Tried Dead Nation with Jackal, was a good laugh. I really enjoyed it.


----------



## Thunder (Jun 11, 2011)

I got Modnation Racers for the PSP... Didn't think it was worth it.

Don't know what other games to get as I have both LBPs and InFamous. Any suggestions?


----------



## Trent the Paladin (Jun 12, 2011)

Thunderstruck said:


> I got Modnation Racers for the PSP... Didn't think it was worth it.
> 
> Don't know what other games to get as I have both LBPs and InFamous. Any suggestions?
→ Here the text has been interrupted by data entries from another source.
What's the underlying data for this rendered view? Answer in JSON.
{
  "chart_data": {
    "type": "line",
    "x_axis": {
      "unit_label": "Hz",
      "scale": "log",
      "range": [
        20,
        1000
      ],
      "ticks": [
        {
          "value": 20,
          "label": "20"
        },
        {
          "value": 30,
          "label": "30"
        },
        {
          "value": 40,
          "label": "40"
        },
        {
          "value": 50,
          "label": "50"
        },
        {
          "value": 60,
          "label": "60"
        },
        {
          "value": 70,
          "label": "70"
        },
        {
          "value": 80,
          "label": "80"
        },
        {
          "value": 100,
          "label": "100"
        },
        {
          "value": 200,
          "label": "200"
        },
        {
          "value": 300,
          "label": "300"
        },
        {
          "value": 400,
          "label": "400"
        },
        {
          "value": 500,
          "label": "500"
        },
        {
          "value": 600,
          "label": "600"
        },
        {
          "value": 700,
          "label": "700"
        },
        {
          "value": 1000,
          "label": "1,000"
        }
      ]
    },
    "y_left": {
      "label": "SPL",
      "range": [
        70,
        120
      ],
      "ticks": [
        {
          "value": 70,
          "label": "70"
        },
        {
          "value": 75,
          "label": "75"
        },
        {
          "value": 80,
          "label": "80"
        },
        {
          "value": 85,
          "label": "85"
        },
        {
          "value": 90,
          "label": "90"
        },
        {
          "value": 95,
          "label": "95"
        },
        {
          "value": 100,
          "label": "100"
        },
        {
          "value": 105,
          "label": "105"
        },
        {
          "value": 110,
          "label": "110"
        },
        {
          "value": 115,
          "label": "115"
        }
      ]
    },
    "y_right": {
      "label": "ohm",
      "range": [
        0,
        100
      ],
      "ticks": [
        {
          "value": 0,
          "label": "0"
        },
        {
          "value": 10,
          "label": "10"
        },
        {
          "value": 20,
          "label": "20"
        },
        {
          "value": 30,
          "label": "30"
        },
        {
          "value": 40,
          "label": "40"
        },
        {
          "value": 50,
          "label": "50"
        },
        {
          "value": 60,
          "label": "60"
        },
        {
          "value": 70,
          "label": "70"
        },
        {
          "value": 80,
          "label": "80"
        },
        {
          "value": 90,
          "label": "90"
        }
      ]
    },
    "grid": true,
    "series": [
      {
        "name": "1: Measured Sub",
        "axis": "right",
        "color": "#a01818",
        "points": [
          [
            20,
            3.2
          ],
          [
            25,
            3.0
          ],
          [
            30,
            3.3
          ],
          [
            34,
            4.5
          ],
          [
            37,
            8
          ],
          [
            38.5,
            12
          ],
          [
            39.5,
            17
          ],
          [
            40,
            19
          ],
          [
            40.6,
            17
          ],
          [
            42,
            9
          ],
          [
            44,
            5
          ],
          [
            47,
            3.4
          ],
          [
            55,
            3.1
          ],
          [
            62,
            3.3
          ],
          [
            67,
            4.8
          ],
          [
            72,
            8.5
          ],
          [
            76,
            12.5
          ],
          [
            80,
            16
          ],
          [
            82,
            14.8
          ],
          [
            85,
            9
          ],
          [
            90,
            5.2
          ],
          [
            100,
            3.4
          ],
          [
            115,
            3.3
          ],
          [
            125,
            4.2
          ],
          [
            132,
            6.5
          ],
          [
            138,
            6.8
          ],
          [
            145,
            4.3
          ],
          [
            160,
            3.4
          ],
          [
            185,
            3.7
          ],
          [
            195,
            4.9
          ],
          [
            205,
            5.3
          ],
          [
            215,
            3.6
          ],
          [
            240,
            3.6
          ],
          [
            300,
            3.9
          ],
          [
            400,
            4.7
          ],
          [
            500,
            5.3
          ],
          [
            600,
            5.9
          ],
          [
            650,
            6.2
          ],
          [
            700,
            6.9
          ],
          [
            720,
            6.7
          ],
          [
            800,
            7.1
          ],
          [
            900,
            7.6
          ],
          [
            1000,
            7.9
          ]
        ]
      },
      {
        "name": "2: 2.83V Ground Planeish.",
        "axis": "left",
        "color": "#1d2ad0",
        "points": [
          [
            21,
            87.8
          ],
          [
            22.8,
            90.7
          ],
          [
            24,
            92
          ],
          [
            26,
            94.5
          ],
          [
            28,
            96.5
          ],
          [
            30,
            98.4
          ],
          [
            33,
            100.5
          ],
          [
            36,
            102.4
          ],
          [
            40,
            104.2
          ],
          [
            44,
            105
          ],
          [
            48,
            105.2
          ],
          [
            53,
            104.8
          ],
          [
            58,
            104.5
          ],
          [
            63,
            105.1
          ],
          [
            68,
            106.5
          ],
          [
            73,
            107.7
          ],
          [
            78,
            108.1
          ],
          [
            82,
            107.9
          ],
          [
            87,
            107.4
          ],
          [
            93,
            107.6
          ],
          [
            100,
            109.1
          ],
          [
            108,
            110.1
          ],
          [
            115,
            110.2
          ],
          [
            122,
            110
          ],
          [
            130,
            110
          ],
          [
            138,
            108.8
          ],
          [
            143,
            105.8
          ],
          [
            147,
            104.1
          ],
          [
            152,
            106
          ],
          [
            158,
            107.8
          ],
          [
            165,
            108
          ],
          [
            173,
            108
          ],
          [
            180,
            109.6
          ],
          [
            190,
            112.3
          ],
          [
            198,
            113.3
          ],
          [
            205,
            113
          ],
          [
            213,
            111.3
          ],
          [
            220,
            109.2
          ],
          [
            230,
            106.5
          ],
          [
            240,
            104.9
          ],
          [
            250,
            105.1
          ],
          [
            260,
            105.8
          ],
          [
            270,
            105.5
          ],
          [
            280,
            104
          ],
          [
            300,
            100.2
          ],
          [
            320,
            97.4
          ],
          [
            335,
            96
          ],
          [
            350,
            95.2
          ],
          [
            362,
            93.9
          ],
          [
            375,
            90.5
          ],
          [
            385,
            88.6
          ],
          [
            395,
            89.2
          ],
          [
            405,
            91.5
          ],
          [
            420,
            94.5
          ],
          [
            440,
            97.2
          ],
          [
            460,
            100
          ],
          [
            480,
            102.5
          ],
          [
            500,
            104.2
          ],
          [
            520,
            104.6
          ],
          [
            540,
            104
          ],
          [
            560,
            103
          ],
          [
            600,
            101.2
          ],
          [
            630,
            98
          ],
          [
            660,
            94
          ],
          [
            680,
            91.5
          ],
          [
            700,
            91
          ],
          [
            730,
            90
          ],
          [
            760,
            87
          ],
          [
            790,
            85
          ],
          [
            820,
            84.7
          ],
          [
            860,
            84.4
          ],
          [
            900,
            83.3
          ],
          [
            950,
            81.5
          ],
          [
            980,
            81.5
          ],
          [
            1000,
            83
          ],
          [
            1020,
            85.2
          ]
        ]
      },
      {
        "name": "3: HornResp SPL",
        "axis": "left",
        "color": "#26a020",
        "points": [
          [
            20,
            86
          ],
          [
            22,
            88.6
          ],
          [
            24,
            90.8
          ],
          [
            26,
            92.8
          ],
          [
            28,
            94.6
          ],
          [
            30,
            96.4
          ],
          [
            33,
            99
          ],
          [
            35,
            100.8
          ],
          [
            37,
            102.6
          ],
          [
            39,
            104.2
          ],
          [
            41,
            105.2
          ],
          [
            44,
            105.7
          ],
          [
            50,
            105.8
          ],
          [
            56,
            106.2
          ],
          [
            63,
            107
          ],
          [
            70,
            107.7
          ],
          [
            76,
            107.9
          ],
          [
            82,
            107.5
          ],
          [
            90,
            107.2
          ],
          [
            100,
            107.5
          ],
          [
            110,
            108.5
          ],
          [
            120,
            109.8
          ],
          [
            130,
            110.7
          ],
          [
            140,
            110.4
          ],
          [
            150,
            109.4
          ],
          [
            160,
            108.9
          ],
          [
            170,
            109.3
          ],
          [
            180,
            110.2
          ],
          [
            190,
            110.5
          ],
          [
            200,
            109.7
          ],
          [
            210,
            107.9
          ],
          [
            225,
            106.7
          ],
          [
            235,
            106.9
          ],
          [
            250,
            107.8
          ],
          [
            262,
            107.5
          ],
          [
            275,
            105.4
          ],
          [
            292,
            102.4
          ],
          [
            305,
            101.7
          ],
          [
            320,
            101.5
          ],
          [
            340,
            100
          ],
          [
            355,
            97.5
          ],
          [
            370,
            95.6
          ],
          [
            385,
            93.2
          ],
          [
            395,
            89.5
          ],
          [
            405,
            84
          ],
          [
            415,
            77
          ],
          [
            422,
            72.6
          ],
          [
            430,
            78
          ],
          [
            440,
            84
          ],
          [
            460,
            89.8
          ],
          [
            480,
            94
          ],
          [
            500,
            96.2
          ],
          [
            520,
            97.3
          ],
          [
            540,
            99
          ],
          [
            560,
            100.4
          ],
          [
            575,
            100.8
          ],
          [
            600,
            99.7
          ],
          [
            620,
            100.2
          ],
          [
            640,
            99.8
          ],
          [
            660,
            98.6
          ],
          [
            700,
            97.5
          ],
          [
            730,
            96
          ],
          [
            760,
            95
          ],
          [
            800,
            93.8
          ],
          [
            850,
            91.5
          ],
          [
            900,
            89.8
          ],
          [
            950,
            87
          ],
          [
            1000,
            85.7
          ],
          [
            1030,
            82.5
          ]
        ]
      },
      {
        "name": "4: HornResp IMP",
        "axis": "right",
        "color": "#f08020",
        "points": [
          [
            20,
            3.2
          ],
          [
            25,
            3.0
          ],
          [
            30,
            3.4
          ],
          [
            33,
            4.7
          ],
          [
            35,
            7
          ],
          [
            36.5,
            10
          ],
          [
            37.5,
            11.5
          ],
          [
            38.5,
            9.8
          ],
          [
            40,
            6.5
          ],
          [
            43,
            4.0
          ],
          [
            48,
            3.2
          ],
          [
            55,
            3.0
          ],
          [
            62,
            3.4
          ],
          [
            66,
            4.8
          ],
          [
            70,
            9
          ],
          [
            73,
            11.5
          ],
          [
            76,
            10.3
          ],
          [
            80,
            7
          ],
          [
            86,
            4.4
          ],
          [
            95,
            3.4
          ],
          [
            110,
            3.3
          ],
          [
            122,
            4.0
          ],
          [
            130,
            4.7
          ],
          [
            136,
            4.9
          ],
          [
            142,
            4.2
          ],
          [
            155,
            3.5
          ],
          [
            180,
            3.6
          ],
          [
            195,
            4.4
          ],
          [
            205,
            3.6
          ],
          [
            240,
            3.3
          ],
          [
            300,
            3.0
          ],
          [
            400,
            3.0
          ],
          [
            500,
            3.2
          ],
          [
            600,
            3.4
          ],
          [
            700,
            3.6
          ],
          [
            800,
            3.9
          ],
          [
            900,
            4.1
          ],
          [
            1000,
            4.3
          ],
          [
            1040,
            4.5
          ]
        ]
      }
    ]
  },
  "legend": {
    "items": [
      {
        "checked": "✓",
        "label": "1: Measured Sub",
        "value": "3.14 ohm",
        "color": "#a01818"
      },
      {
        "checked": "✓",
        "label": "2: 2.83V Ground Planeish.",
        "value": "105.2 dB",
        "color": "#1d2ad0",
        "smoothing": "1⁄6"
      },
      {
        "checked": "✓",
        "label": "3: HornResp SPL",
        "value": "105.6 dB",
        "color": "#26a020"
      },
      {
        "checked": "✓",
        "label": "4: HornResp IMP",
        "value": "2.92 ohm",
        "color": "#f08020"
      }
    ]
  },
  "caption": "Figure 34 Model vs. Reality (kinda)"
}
 Dead Nation and Stardust! o:

@Psycho: Heh, it was still fun up until the last shard. Stunts on the other hand...


----------



## Thunder (Jun 12, 2011)

Tom said:


> Dead Nation and Stardust! o:
> 
> @Psycho: Heh, it was still fun up until the last shard. Stunts on the other hand...


 
What about for PSP games? :O


----------



## Trent the Paladin (Jun 12, 2011)

Thunderstruck said:


> What about for PSP games? :O


 To be honest, I've only played ModNation and LittleBigPlanet. LBP was alright, but the online community was just a bunch of levels designed to shut your PSP off. ;/ So I'd go with Killzone.


----------